А сердце? Оно тоже было столь же холодным?

Судя по тому, что он ни разу не подошел к трупам матери и сестры, и сердце его оставалось ледяным.

«Пожалуй, такой человек не мог как‑то вдруг убить мать и сестру», – подумал судебный следователь по наиважнейшим делам, спускаясь по ступенькам коляски, доставившей его к дому Стрельцовой. Подошло время согласно его плану опросить служанку доктора Бородулина и самого доктора.

А потом, откуда у Александр Кара взялся этот колун? Не побежал же он после того, как отослал из квартиры девочку Настю и семейного слугу Василия Титова, поздним вечером в сарай, чтобы в темноте разыскивать колун, а потом тащить его через весь двор, сени, прихожую, совершенно не опасаясь, что его кто‑нибудь заприметит?

Что это значит?

А из этого следует, что колун был припасен им загодя. И преступление готовилось тщательно, а не было спонтанным. Но мотив?! Без мотива не совершается ни одно преступление. Ибо причина для свершения противузаконного злодеяния имеется всегда. Конечно, она не всегда лежит на поверхности, но, докопавшись до мотивов преступления, всегда легче потом найти и преступника. Если, конечно, преступник не «маниак», как, к примеру, этот Габдрахман Нурмухаметов. Впрочем, ежели копнуть поглубже, то мотивы имеются и у «маниаков». Только внутренние, психологические. Выискать их потруднее, а оттого и раскрываемость преступлений, совершенных умственно отсталыми, значительно ниже, чем совершенных людьми здоровыми. Особенно если преступления носят разовый характер. И все же мотив преступления отыскать вполне возможно…

Дворник Федор появился как нельзя кстати.

– День добрый, – поприветствовал его судебный следователь.

– И тебе не хворать, – не очень галантно отозвался дворник. Впрочем, ожидать галантности от дворников – это все равно что услышать словесную тираду от немого гражданина. Или немой гражданки…

– А скажи‑ка мне, братец, – спокойно принял обращение на «ты» Воловцов, – помнишь ли ты, что случилось в квартире Кара в декабре прошлого года?
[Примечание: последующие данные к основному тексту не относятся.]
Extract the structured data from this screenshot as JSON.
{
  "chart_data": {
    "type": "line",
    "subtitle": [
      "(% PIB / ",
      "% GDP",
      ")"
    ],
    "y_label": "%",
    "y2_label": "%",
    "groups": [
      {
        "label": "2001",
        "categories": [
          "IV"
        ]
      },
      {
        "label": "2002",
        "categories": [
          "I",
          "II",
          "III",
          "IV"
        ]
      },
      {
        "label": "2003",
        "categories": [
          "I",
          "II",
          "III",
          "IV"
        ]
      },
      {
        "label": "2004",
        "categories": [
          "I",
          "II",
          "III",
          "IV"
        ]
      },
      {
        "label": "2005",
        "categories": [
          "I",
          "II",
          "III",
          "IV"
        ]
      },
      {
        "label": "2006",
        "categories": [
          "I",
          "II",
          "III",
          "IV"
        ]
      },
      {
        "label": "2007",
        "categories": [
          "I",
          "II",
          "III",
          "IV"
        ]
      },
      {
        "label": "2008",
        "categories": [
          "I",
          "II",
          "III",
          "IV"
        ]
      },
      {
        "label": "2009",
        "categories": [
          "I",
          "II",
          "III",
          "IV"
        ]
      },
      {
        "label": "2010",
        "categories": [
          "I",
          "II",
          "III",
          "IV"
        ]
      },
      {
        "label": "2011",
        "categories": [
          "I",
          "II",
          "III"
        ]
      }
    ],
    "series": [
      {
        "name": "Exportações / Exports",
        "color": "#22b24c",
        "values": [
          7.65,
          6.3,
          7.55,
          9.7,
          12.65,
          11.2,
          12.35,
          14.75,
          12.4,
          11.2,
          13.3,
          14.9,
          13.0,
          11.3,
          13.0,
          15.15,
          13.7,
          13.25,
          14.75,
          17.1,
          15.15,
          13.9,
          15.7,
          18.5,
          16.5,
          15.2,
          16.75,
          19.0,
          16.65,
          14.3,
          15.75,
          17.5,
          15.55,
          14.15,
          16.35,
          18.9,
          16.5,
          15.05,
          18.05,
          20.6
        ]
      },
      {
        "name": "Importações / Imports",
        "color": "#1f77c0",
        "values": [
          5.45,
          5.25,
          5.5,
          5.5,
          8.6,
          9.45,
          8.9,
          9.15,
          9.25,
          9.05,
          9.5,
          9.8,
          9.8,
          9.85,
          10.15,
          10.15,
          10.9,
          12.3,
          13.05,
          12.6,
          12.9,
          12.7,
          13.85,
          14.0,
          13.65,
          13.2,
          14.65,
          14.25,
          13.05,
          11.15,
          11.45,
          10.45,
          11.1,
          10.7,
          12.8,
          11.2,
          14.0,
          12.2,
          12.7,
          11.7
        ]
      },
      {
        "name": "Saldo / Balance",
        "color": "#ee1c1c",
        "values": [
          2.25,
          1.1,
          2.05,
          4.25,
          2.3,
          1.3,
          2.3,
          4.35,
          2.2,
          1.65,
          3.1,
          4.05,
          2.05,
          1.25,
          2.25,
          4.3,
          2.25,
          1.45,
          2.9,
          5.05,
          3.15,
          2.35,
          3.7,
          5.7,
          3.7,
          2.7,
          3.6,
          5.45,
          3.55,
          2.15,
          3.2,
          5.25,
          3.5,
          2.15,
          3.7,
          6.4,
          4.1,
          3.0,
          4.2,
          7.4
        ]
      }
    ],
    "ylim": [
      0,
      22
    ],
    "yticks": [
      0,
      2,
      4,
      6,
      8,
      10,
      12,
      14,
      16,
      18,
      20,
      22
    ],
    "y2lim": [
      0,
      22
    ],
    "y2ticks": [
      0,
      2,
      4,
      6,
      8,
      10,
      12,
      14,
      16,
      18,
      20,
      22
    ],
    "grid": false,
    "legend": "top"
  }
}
– А то! – поднял на Ивана Федоровича мутноватый взгляд дворник Федор. Было похоже, что он принял вчера на грудь изрядное количество водки, а сегодня еще не имел возможности опохмелиться. – Пошто же мне не помнить такое происшествие, ведь оно на моем участке произошло.
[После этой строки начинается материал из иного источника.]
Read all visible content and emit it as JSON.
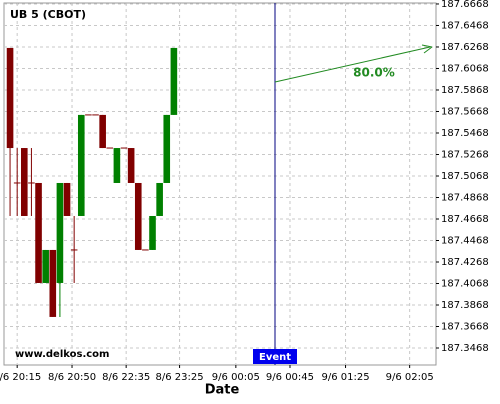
{
  "chart_data": {
    "type": "candlestick",
    "title": "UB 5 (CBOT)",
    "x_label": "Date",
    "watermark": "www.delkos.com",
    "event_label": "Event",
    "annotation": "80.0%",
    "up_color": "#008000",
    "down_color": "#800000",
    "grid": true,
    "x": [
      0,
      1,
      2,
      3,
      4,
      5,
      6,
      7,
      8,
      9,
      10,
      11,
      12,
      13,
      14,
      15,
      16,
      17,
      18,
      19,
      20,
      21,
      22,
      23
    ],
    "open": [
      187.6259,
      187.5003,
      187.5328,
      187.5003,
      187.5003,
      187.4073,
      187.438,
      187.4073,
      187.5003,
      187.438,
      187.4696,
      187.5636,
      187.5636,
      187.5636,
      187.5328,
      187.5003,
      187.5328,
      187.5328,
      187.5003,
      187.438,
      187.438,
      187.4696,
      187.5003,
      187.5636
    ],
    "high": [
      187.6259,
      187.5328,
      187.5328,
      187.5328,
      187.5003,
      187.438,
      187.438,
      187.5003,
      187.5003,
      187.4696,
      187.5636,
      187.5636,
      187.5636,
      187.5636,
      187.5328,
      187.5328,
      187.5328,
      187.5328,
      187.5003,
      187.438,
      187.4696,
      187.5003,
      187.5636,
      187.6259
    ],
    "low": [
      187.4696,
      187.4696,
      187.4696,
      187.4696,
      187.4073,
      187.4073,
      187.3757,
      187.3757,
      187.4696,
      187.4073,
      187.4696,
      187.5636,
      187.5636,
      187.5328,
      187.5328,
      187.5003,
      187.5328,
      187.5003,
      187.438,
      187.438,
      187.438,
      187.4696,
      187.5003,
      187.5636
    ],
    "close": [
      187.5328,
      187.5003,
      187.4696,
      187.5003,
      187.4073,
      187.438,
      187.3757,
      187.5003,
      187.4696,
      187.438,
      187.5636,
      187.5636,
      187.5636,
      187.5328,
      187.5328,
      187.5328,
      187.5328,
      187.5003,
      187.438,
      187.438,
      187.4696,
      187.5003,
      187.5636,
      187.6259
    ],
    "xlim": [
      -0.85,
      59.8
    ],
    "xticks": [
      {
        "value": 1,
        "label": "8/6 20:15"
      },
      {
        "value": 8.7,
        "label": "8/6 20:50"
      },
      {
        "value": 16.3,
        "label": "8/6 22:35"
      },
      {
        "value": 23.8,
        "label": "8/6 23:25"
      },
      {
        "value": 31.7,
        "label": "9/6 00:05"
      },
      {
        "value": 39.3,
        "label": "9/6 00:45"
      },
      {
        "value": 47.1,
        "label": "9/6 01:25"
      },
      {
        "value": 56.1,
        "label": "9/6 02:05"
      }
    ],
    "ylim": [
      187.331,
      187.6677
    ],
    "yticks": [
      187.3468,
      187.3668,
      187.3868,
      187.4068,
      187.4268,
      187.4468,
      187.4668,
      187.4868,
      187.5068,
      187.5268,
      187.5468,
      187.5668,
      187.5868,
      187.6068,
      187.6268,
      187.6468,
      187.6668
    ]
  }
}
– И что вы помните? – перешел на «вы» Воловцов, что звучало официальнее и накладывало некий казенный отпечаток на его беседу с работником метлы и лопаты.
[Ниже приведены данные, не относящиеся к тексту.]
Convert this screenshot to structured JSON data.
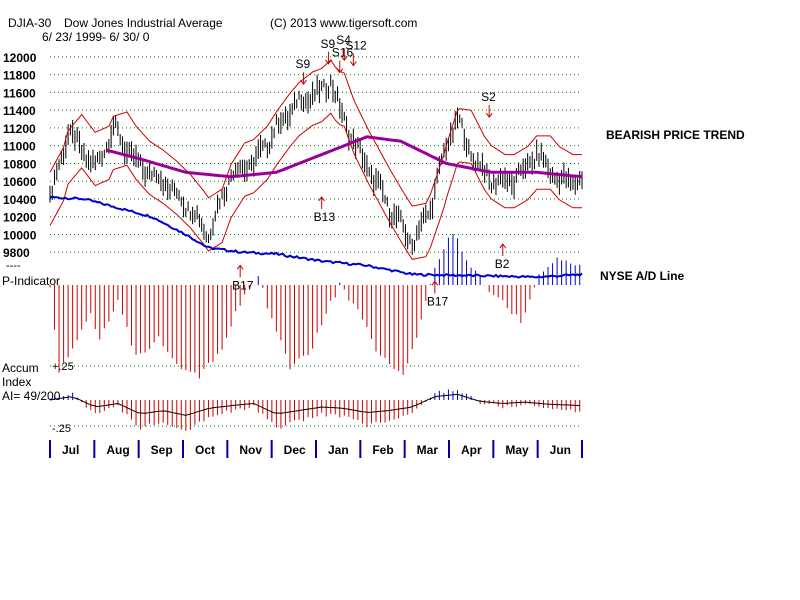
{
  "header": {
    "symbol": "DJIA-30",
    "name": "Dow Jones Industrial Average",
    "copyright": "(C) 2013 www.tigersoft.com",
    "date_range": "6/ 23/ 1999- 6/ 30/ 0"
  },
  "side_labels": {
    "trend": "BEARISH PRICE TREND",
    "ad_line": "NYSE A/D Line",
    "p_indicator": "P-Indicator",
    "accum_line1": "Accum",
    "accum_line2": "Index",
    "ai_value": "AI= 49/200",
    "plus_25": "+.25",
    "minus_25": "-.25",
    "dashes": "----"
  },
  "colors": {
    "price_bar": "#000000",
    "ma_long": "#990099",
    "band": "#cc0000",
    "ad_line": "#0000cc",
    "p_positive": "#0000cc",
    "p_negative": "#cc0000",
    "grid": "#008000",
    "signal": "#cc0000"
  },
  "chart_data": {
    "type": "bar",
    "title": "DJIA-30 Dow Jones Industrial Average",
    "ylim": [
      9600,
      12100
    ],
    "y_ticks": [
      9800,
      10000,
      10200,
      10400,
      10600,
      10800,
      11000,
      11200,
      11400,
      11600,
      11800,
      12000
    ],
    "categories": [
      "Jul",
      "Aug",
      "Sep",
      "Oct",
      "Nov",
      "Dec",
      "Jan",
      "Feb",
      "Mar",
      "Apr",
      "May",
      "Jun"
    ],
    "price_series": {
      "name": "DJIA",
      "keypoints": [
        [
          0,
          10400
        ],
        [
          8,
          11150
        ],
        [
          20,
          10750
        ],
        [
          28,
          11200
        ],
        [
          38,
          10800
        ],
        [
          50,
          10600
        ],
        [
          62,
          10300
        ],
        [
          70,
          10000
        ],
        [
          80,
          10700
        ],
        [
          90,
          10800
        ],
        [
          100,
          11200
        ],
        [
          110,
          11500
        ],
        [
          120,
          11600
        ],
        [
          124,
          11750
        ],
        [
          128,
          11400
        ],
        [
          135,
          11000
        ],
        [
          150,
          10300
        ],
        [
          160,
          9900
        ],
        [
          168,
          10300
        ],
        [
          175,
          11000
        ],
        [
          180,
          11300
        ],
        [
          186,
          10900
        ],
        [
          195,
          10600
        ],
        [
          205,
          10600
        ],
        [
          215,
          10900
        ],
        [
          225,
          10600
        ],
        [
          235,
          10600
        ]
      ]
    },
    "ma_long": {
      "name": "Long moving average",
      "keypoints": [
        [
          25,
          10950
        ],
        [
          40,
          10850
        ],
        [
          60,
          10700
        ],
        [
          80,
          10650
        ],
        [
          100,
          10700
        ],
        [
          120,
          10900
        ],
        [
          140,
          11100
        ],
        [
          155,
          11050
        ],
        [
          175,
          10800
        ],
        [
          195,
          10700
        ],
        [
          215,
          10700
        ],
        [
          235,
          10650
        ]
      ]
    },
    "ad_line": {
      "name": "NYSE A/D Line",
      "keypoints": [
        [
          0,
          10420
        ],
        [
          15,
          10400
        ],
        [
          30,
          10300
        ],
        [
          45,
          10200
        ],
        [
          60,
          10000
        ],
        [
          70,
          9850
        ],
        [
          85,
          9800
        ],
        [
          100,
          9780
        ],
        [
          120,
          9700
        ],
        [
          140,
          9650
        ],
        [
          160,
          9550
        ],
        [
          180,
          9540
        ],
        [
          200,
          9530
        ],
        [
          215,
          9520
        ],
        [
          235,
          9550
        ]
      ]
    },
    "p_indicator": {
      "name": "P-Indicator",
      "keypoints": [
        [
          0,
          0
        ],
        [
          4,
          -1
        ],
        [
          10,
          -0.7
        ],
        [
          18,
          -0.3
        ],
        [
          22,
          -0.6
        ],
        [
          30,
          -0.2
        ],
        [
          38,
          -0.8
        ],
        [
          48,
          -0.6
        ],
        [
          58,
          -0.9
        ],
        [
          66,
          -1
        ],
        [
          76,
          -0.7
        ],
        [
          84,
          -0.2
        ],
        [
          92,
          0.1
        ],
        [
          98,
          -0.4
        ],
        [
          106,
          -0.9
        ],
        [
          114,
          -0.8
        ],
        [
          122,
          -0.3
        ],
        [
          128,
          0
        ],
        [
          136,
          -0.3
        ],
        [
          146,
          -0.8
        ],
        [
          156,
          -1
        ],
        [
          162,
          -0.6
        ],
        [
          170,
          0.2
        ],
        [
          178,
          0.6
        ],
        [
          184,
          0.3
        ],
        [
          192,
          0
        ],
        [
          200,
          -0.2
        ],
        [
          208,
          -0.4
        ],
        [
          216,
          0.1
        ],
        [
          224,
          0.3
        ],
        [
          235,
          0.2
        ]
      ]
    },
    "accum_index": {
      "name": "Accum Index",
      "ylim": [
        -0.25,
        0.25
      ],
      "keypoints": [
        [
          0,
          0
        ],
        [
          10,
          0.05
        ],
        [
          20,
          -0.1
        ],
        [
          30,
          -0.05
        ],
        [
          40,
          -0.2
        ],
        [
          50,
          -0.15
        ],
        [
          60,
          -0.22
        ],
        [
          70,
          -0.12
        ],
        [
          80,
          -0.08
        ],
        [
          90,
          -0.05
        ],
        [
          100,
          -0.2
        ],
        [
          110,
          -0.15
        ],
        [
          120,
          -0.1
        ],
        [
          130,
          -0.12
        ],
        [
          140,
          -0.18
        ],
        [
          150,
          -0.15
        ],
        [
          160,
          -0.1
        ],
        [
          170,
          0.05
        ],
        [
          180,
          0.08
        ],
        [
          190,
          -0.02
        ],
        [
          200,
          -0.05
        ],
        [
          210,
          -0.03
        ],
        [
          220,
          -0.06
        ],
        [
          235,
          -0.08
        ]
      ]
    },
    "signals": [
      {
        "label": "S9",
        "idx": 112,
        "price": 11850,
        "type": "sell"
      },
      {
        "label": "S9",
        "idx": 123,
        "price": 12080,
        "type": "sell"
      },
      {
        "label": "S16",
        "idx": 128,
        "price": 11980,
        "type": "sell"
      },
      {
        "label": "S4",
        "idx": 130,
        "price": 12120,
        "type": "sell"
      },
      {
        "label": "S12",
        "idx": 134,
        "price": 12060,
        "type": "sell"
      },
      {
        "label": "S2",
        "idx": 194,
        "price": 11480,
        "type": "sell"
      },
      {
        "label": "B13",
        "idx": 120,
        "price": 10400,
        "type": "buy"
      },
      {
        "label": "B2",
        "idx": 200,
        "price": 9870,
        "type": "buy"
      },
      {
        "label": "B17",
        "idx": 84,
        "price": 9630,
        "type": "buy"
      },
      {
        "label": "B17",
        "idx": 170,
        "price": 9450,
        "type": "buy"
      }
    ]
  }
}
– Крики помню, суматоху страшенную припоминаю, – охотно ответил дворник Федор, чуть подумав. – Я ведь тоже ходил на квартиру Кары, дабы на покойников глянуть. Зрелище было, скажу я тебе, не приведи господь, – привычно перекрестился он. – Кровища всюду, прямо лужи. Головы у мадам и барышень порублены, мозги понавытекли наружу… Меня аж в дрожь бросило…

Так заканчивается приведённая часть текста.